Walking On Air è un vincente omaggio alla dance con echi anni ’90. L’hanno fatta ascoltare in discoteca pochi giorni fa e vi assicuro che l’effetto “ballo sfrenato” ha conquistato tutti, chi la conosceva già e chi la ascoltava per la prima volta. Apparentemente ‘innocua’ è una possibile hit da non sottovalutare. Si cambia totalmente registro con Unconditionally, secondo singolo estratto. E’ una ballad semplice, senza troppi artifici ed è probabilmente quella la sua forza più grande. Testo semplicissimo a parte, accompagnato da un video efficace, probabilmente ci accompagnerà per i prossimi mesi. Perché ha una potenzialità altissima e si allontana intelligentemente dal primo brano frizzante e leggero che era Roar. Voce sofferta, amore gridato e urlato. Facilmente vedrà i primi posti della Billboard Hot 100.

Dark Horse featuring Juicy J ricorda le atmosfere della seconda traccia per poi nuovamente virare nel ritornello, apparentemente esplodere e poi ritornare al sound ipnotico dell’inizio. This How We Do abbraccia il pop leggero e da bollicine, con un timbro di voce più robotico e sfacciato, dal sapore di rivalsa, colonna sonora da telefilm per un’ideale passeggiata/ingresso nei corridoi di licei americani

International Smile non avrebbe sfigurato come traccia nemmeno in Teenage Dream per quel sapore fresco e quel coretto che accompagna quasi tutto il brano. Una sorta di California Gurls 2.0 mixata con Last Friday Night. Ghost rallenta il ritmo presentando una midtempo interessante e che cresce con gli ascolti. Love Me appare gradevole ma forse troppo incolore rispetto a quello ascoltato finora, senza un vero e proprio crescendo ma sempre in grado di puntare al ritornello martellante dal primo ascolto.

This Moment si ascolta volentieri e anticipa il brano scritto con Sia Furler, Double Rainbow con una Katy Perry più introspettiva e la voce delicata che risuona con effetto eco e regala un’atmosfera da chi la canta raggomitolata sul divano a guardare la luna in cielo. By The Grace of Lord renderà probabilmente felici i genitori pastori della cantante e mantiene il livello del pezzo precedente, con un pianoforte ad accompagnare il tutto.

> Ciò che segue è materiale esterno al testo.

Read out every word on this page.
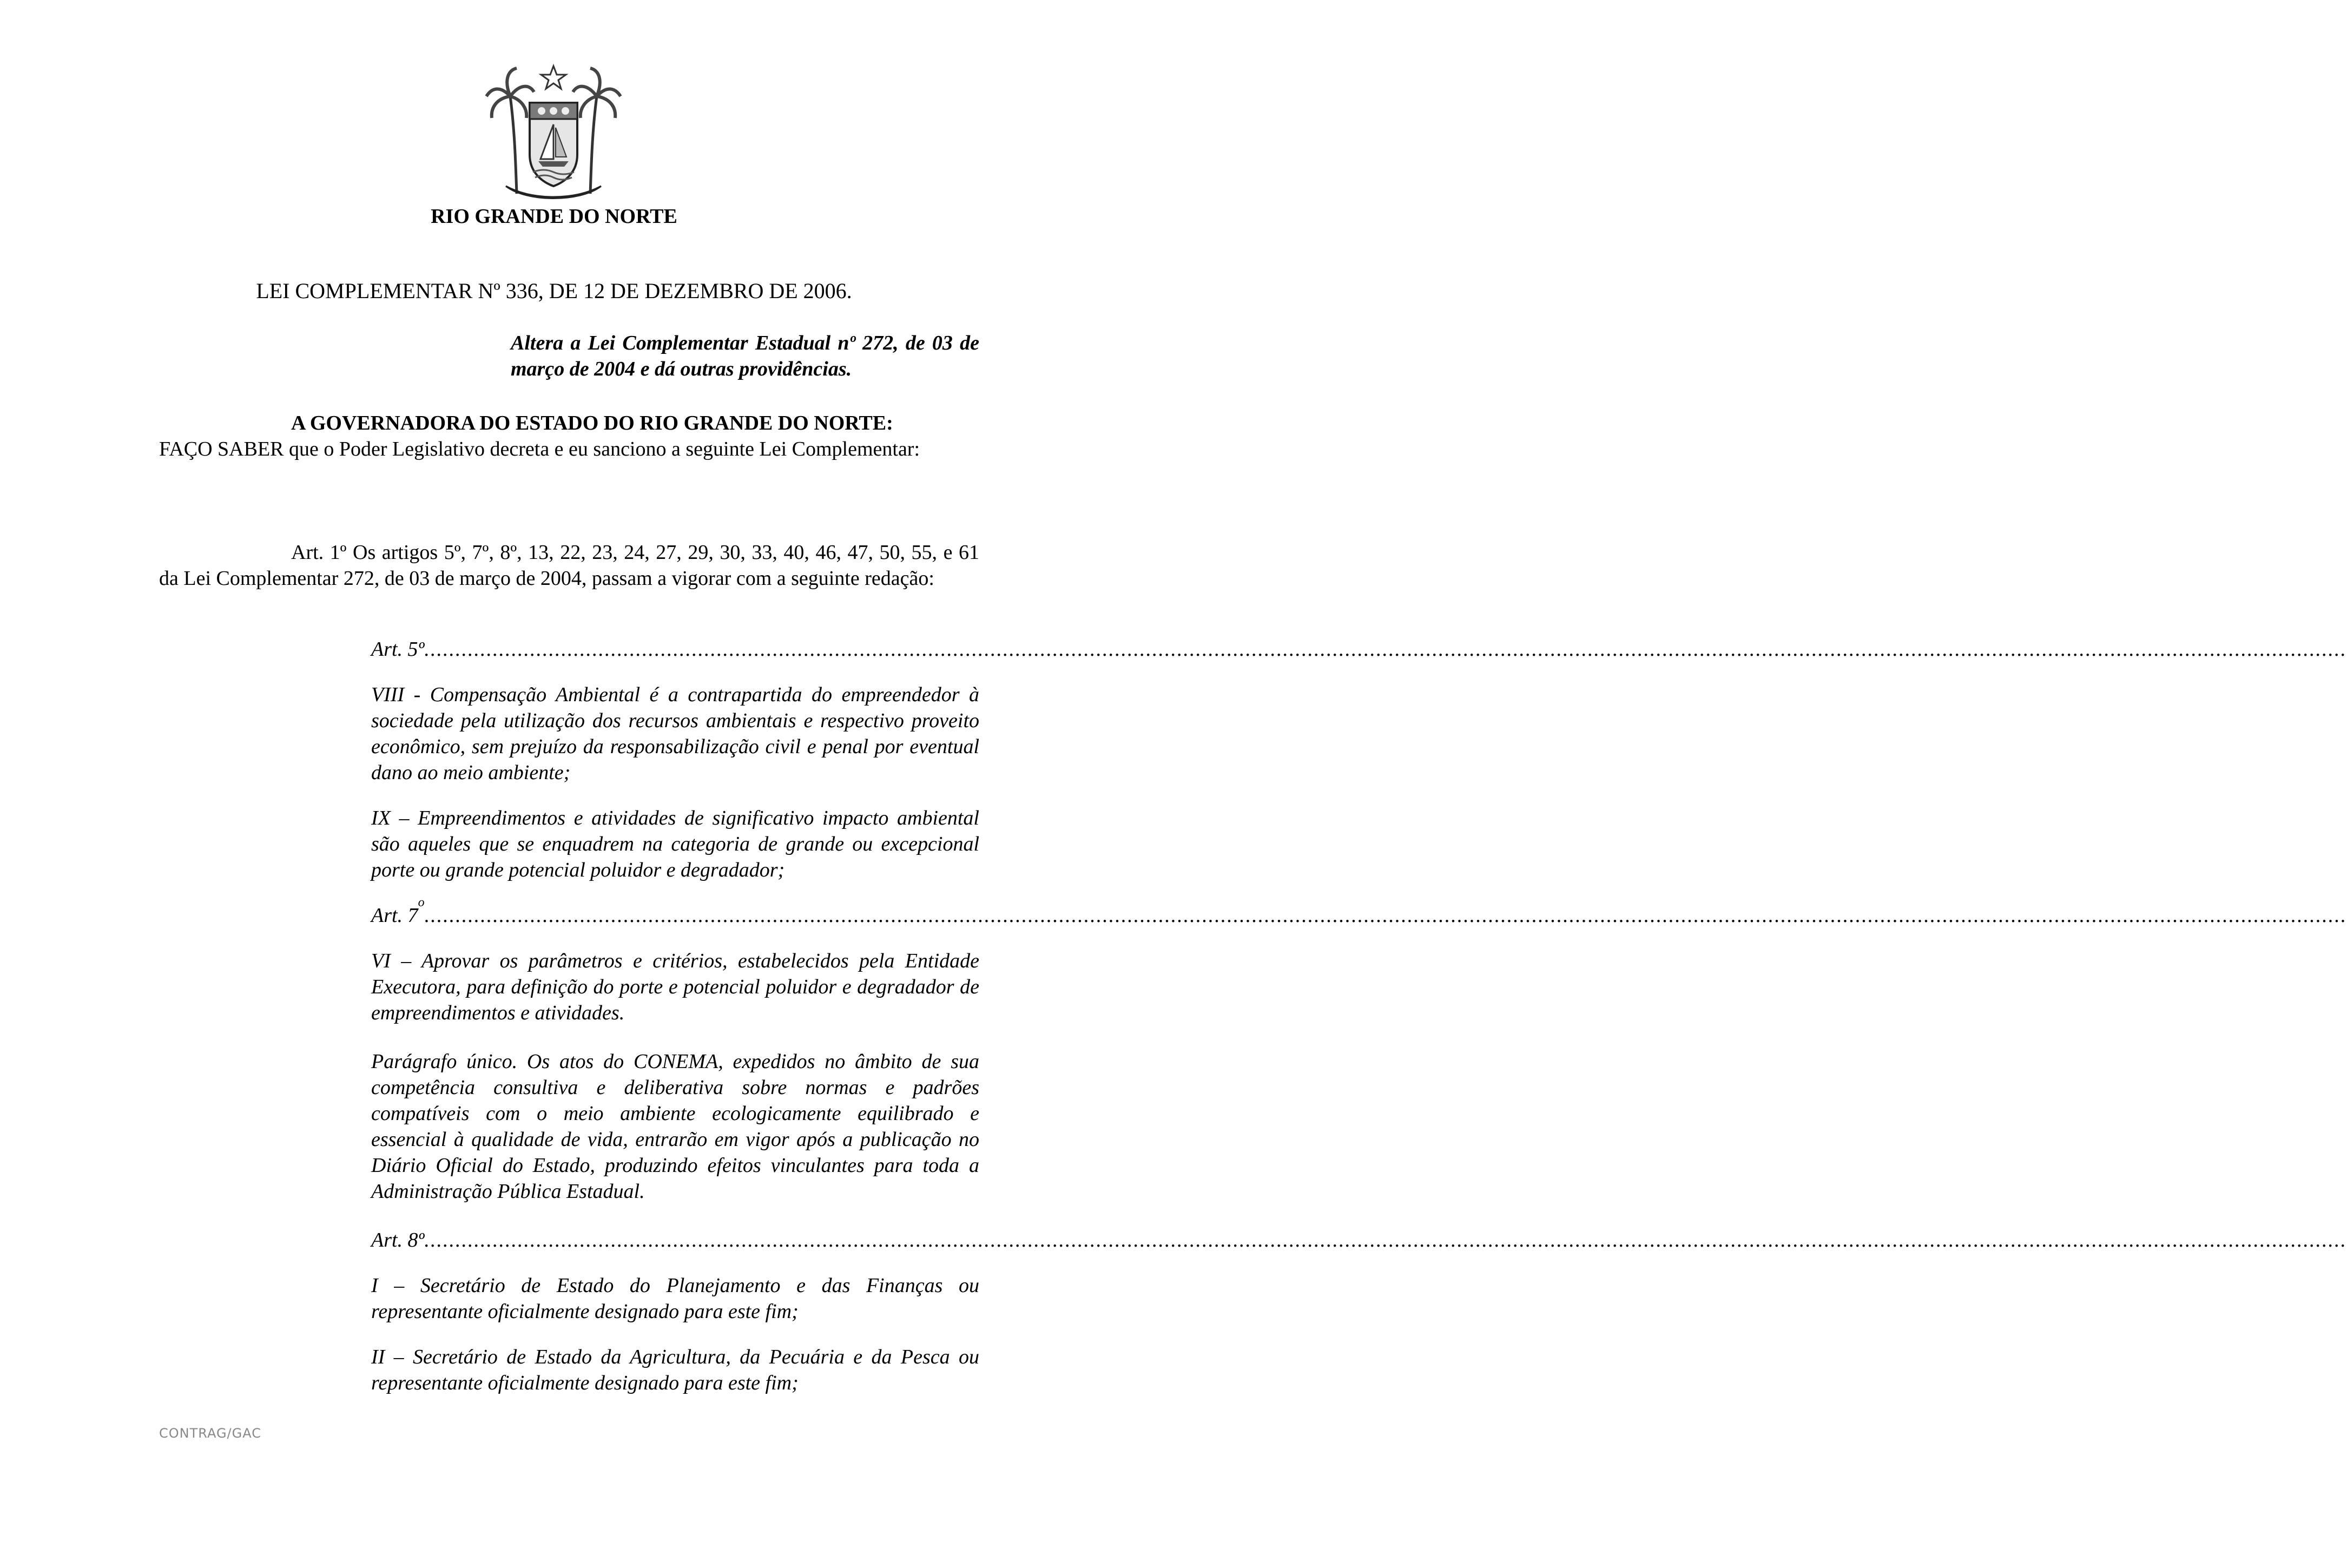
RIO GRANDE DO NORTE
LEI COMPLEMENTAR Nº 336, DE 12 DE DEZEMBRO DE 2006.
Altera a Lei Complementar Estadual nº 272, de 03 de março de 2004 e dá outras providências.
A GOVERNADORA DO ESTADO DO RIO GRANDE DO NORTE:
FAÇO SABER que o Poder Legislativo decreta e eu sanciono a seguinte Lei Complementar:
Art. 1º Os artigos 5º, 7º, 8º, 13, 22, 23, 24, 27, 29, 30, 33, 40, 46, 47, 50, 55, e 61 da Lei Complementar 272, de 03 de março de 2004, passam a vigorar com a seguinte redação:

Art. 5º .....................................................................................................................................................................................................................................................................................................................

VIII - Compensação Ambiental é a contrapartida do empreendedor à sociedade pela utilização dos recursos ambientais e respectivo proveito econômico, sem prejuízo da responsabilização civil e penal por eventual dano ao meio ambiente;

IX – Empreendimentos e atividades de significativo impacto ambiental são aqueles que se enquadrem na categoria de grande ou excepcional porte ou grande potencial poluidor e degradador;

Art. 7
o
.....................................................................................................................................................................................................................................................................................................................

VI – Aprovar os parâmetros e critérios, estabelecidos pela Entidade Executora, para definição do porte e potencial poluidor e degradador de empreendimentos e atividades.

Parágrafo único. Os atos do CONEMA, expedidos no âmbito de sua competência consultiva e deliberativa sobre normas e padrões compatíveis com o meio ambiente ecologicamente equilibrado e essencial à qualidade de vida, entrarão em vigor após a publicação no Diário Oficial do Estado, produzindo efeitos vinculantes para toda a Administração Pública Estadual.

Art. 8º .....................................................................................................................................................................................................................................................................................................................

I – Secretário de Estado do Planejamento e das Finanças ou representante oficialmente designado para este fim;

II – Secretário de Estado da Agricultura, da Pecuária e da Pesca ou representante oficialmente designado para este fim;

CONTRAG/GAC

Spiritual è il primo brano della deluxe version e scivola via indolore, anticipando così It Takes Two con una Perry sempre più controllata e con un sound meno immediato ma comunque gradevole. Choose your battles chiude la versione speciale di Prism senza particolati guizzi.

E’ un album da promuovere o da bocciare? I fan di Katy Perry probabilmente lo ameranno, i detrattori non troveranno nulla di nuovo e criticheranno anche l’immediatezza di certe canzoni. Come già detto, qui non ci troviamo di fronte ad una serie di potenziali singoli ma ad un lavoro che punta anche sulle atmosfere più raccolte e meno baraccone di Teenage Dream (e non era un difetto, eh!). Le parrucche qua, effettivamente, c’entrano poco (tranne in alcuni pezzi), il disco è variegato e proprio Roar sembra essere il brano meno rappresentativo di questa “nuova era”. La Perry infila una serie di canzoni di sicuro successo e in grado di vendere e conquistare le classifiche. Poi prova, timidamente, a sperimentare qualcosa, a cantare più pezzi ‘raccolti’ e discreti, certa di poter contare su quei brani che non sono qui per caso (citofonare Roar)

Le parti più efficaci sono principalmente nella prima metà dell’album (ad eccezione del brano scritto con Sia) tra contaminazioni di generi, voglia di sperimentare e canzoni ben studiato. Col passare del tempo, sembra invece osare di meno e adagiarsi su uno stile che rischia di raffreddare e ridimensionare la sua personalità a suo agio, invece, in Walking on Air o nella struggente Unconditionally.